Janaína lê o livro que Sergio Moro nem deve saber que existe. Por Moisés Mendes

Atualizado em 1 de outubro de 2025 às 12:20
Janaína lendo deitada na calçada com a cabeça escorada na mão na cabeça. Foto: Moisés Mendes

Janaína passa o dia lendo. Se fosse convidada por Pedro Bial para seu programa de entrevistas na Globo, poderia falar das suas leituras, e os telespectadores iriam concluir que ela lê mais do que Sergio Moro.

Janaína contaria que está lendo agora um livro com temas recomendados a todos os que participarão da COP30, a 30ª Conferência da ONU sobre Mudanças Climáticas, em Belém do Pará, em novembro.

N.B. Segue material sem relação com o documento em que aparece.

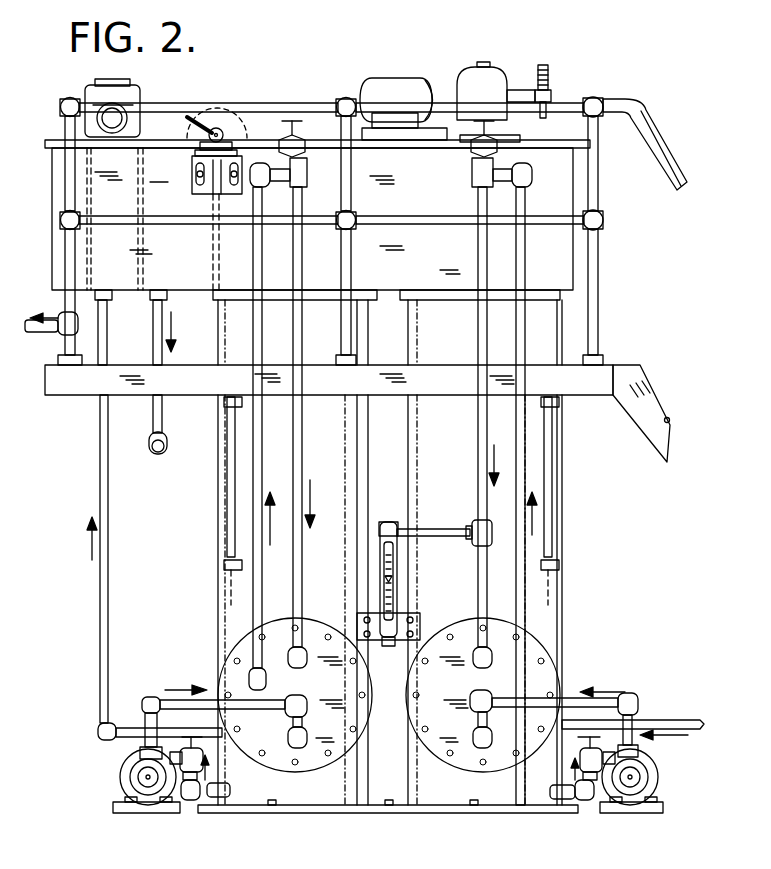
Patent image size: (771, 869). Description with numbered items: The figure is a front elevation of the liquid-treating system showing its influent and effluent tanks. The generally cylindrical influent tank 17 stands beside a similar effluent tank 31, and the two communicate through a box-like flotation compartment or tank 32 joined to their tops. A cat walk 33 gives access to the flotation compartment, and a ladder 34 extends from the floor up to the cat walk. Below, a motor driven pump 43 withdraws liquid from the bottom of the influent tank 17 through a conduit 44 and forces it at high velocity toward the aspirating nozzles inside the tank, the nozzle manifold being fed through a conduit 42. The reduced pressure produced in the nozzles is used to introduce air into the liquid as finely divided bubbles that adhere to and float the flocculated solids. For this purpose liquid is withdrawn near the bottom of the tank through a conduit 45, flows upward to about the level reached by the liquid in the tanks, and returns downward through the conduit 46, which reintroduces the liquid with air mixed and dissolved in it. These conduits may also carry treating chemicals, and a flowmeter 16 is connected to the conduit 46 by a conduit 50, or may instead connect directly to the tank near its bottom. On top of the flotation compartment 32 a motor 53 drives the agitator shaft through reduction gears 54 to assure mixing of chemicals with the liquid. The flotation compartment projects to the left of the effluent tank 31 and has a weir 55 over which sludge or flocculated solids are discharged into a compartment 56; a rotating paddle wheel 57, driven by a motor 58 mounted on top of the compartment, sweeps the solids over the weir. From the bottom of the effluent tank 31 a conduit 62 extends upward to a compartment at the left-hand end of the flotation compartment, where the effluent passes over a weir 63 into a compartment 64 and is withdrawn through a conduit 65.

Ela lê sobre as transformações no mundo provocadas pelos fenômenos, desastres e crimes no cenário que agora chamam de emergência climática.

Janaína lia esses dias, deitada, com a cabeça escorada na mão, esse livro aqui: “Dário do Clima”, de Sonia Bridi, editado pela Globo Estilo. É o livro que ela está lendo nessa foto.

Lê deitada ou sentada, na calçada, na Rua Andrade Neves, no centro histórico de Porto Alegre. Janaína anda pelo centro carregando livros.

Funcionários de uma garagem, bem defronte de onde ela fica, e de uma lancheria ao lado dizem que ela passa o dia lendo.

Janaína é o que um dia chamavam de moradora de rua e que hoje chamam de pessoa em situação de rua. De mim, a única pergunta que ela ouviu foi sobre o livro que lia.

Informei a Janaína que havia feito uma foto dela, mas não perguntei mais nada. Não quis saber se gostava do livro, se admirava Sonia Bridi, se acha que o mundo vai acabar.

Sei, pelo que ouvi das pessoas daquele entorno, que ela ganha livros. Quem vê Janaína lendo retorna depois com um livro. Como alguém que lhe entregou os relatos da repórter da Globo.

Está escrito na capa, abaixo do título: “As aventuras e a ciência por trás da série de televisão ‘Terra, que tempo é esse?’”.

São relatos das viagens de Sonia Bridi com o cinegrafista (e seu marido) Paulo Zero. O livro, de 2012, é um diário sobre as viagens que eles fizeram por 14 países, com textos e imagens, e foram mostradas no Fantástico.

Sergio Moro, que gosta de biografias, mas não sabe dizer quais leu, talvez nunca leia algo parecido. Nem muitos dos que irão participar da conferência do clima no Brasil.

O senador do Paraná, Sergio Moro. Foto: reprodução

Pois essa biografia da Terra pela visão de uma grande jornalista era o que Janaína lia dia desses na calçada, enquanto as pessoas passavam. Janaína viaja com Sonia e Paulo, sobe montanhas, atravessa rios, participa de rituais, caminha por desertos.

O tema do livro é a emergência e como se apresenta em várias partes do mundo. O tom é de quem mergulha nas transformações e nas tragédias cotidianas da Terra com o otimismo dos que enxergam a salvação.

O livro é assim dedicado por Sonia Bridi: “À Mariana e ao Pedro, herdeiros da Terra que eu deixar”. É a Terra que estamos deixando para Janaína. Se o mundo não fosse tão cínico, Janaína deveria ser convidada para a COP30.)

(Encontramos Janaína na primavera, passando pela Andrade Neves, porque meu amigo jornalista José Antônio Silva percebeu que ela lia. No dia seguinte, voltei ao centro só para saber se outro amigo, o livreiro Mauro Scheuer, da Ladeira Livros, tinha a obra de Sonia Bridi. Pois informo à Janaína que eu também estou lendo ‘Diário do Clima’.)